On New Year's Day, Colorado becomes the first state to legalize the sale of recreational marijuana, and Washington will begin permitting pot shops a few months later.
It's only a matter of time before California follows. There are four potential initiatives to legalize marijuana being considered for the November ballot, according to the Sacramento Bee. A recent Field Poll found 55% of California voters support legalization for the first time.

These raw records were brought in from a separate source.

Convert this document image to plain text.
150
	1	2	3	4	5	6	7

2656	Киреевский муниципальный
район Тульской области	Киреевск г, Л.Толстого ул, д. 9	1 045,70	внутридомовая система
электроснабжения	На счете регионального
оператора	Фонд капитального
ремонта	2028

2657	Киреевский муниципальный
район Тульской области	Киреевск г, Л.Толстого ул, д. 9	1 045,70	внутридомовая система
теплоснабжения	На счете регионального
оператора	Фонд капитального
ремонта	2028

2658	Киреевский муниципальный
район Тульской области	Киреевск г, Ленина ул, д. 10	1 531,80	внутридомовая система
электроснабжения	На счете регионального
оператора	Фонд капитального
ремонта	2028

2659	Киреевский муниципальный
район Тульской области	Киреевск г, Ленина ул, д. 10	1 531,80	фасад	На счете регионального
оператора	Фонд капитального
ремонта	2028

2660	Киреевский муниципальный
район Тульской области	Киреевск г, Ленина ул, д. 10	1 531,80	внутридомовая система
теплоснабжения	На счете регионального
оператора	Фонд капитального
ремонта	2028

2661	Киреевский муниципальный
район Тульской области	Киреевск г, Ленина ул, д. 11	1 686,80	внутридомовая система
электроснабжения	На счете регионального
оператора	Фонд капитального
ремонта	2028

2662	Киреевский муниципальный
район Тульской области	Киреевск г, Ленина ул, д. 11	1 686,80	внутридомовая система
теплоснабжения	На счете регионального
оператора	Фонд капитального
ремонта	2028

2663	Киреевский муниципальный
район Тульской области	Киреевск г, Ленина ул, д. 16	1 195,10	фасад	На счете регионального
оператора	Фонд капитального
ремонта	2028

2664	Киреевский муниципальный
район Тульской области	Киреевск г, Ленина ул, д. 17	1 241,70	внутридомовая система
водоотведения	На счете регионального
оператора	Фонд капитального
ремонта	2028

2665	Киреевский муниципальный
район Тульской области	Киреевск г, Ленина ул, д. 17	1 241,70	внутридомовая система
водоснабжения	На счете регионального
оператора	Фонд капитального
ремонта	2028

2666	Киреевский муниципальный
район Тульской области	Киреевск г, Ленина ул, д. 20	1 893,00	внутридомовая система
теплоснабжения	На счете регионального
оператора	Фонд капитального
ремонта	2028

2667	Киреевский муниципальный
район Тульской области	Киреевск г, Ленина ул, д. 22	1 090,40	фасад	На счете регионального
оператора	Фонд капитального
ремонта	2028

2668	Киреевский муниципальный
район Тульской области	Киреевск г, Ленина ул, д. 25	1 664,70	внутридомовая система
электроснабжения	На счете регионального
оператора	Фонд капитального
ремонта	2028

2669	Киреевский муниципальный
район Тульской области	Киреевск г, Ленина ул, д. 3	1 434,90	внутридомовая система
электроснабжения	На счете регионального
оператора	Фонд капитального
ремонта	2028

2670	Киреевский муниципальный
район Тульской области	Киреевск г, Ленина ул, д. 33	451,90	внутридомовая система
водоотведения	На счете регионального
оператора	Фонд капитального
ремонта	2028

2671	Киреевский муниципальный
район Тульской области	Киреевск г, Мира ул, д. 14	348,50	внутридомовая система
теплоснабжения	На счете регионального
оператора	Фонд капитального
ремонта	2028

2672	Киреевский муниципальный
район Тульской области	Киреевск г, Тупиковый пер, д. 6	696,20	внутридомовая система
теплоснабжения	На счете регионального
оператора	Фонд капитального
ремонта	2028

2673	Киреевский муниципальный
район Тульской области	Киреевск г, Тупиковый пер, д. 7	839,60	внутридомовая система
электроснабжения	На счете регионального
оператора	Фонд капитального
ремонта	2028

In reality, marijuana is already practically legal in the state. California's medical marijuana law allows pretty much anyone to get a prescription for pot and fill it at a storefront dispensary. We just make people pretend they're "patients" going to get their "medicine."
But just because legalization in California is inevitable doesn't mean we should hurry.
Look at the goofiness and confusion that continues to surround the medical marijuana industry in the state. Dispensaries are legal in some cities, not in others. Cities pass ordinances regulating pot shops, courts overturn the rules. Voters passed the California Compassionate Use Act of 1996 and the legislature authorized dispensaries in 2004, yet the regulatory environment is still hazy.
Legalization proponents should let California sit on the sidelines for another year or two, while the sales and recreational-use experiment plays out in Colorado and Washington. Postpone the ballot initiatives to 2016. California does not need to be a leader on legalized marijuana.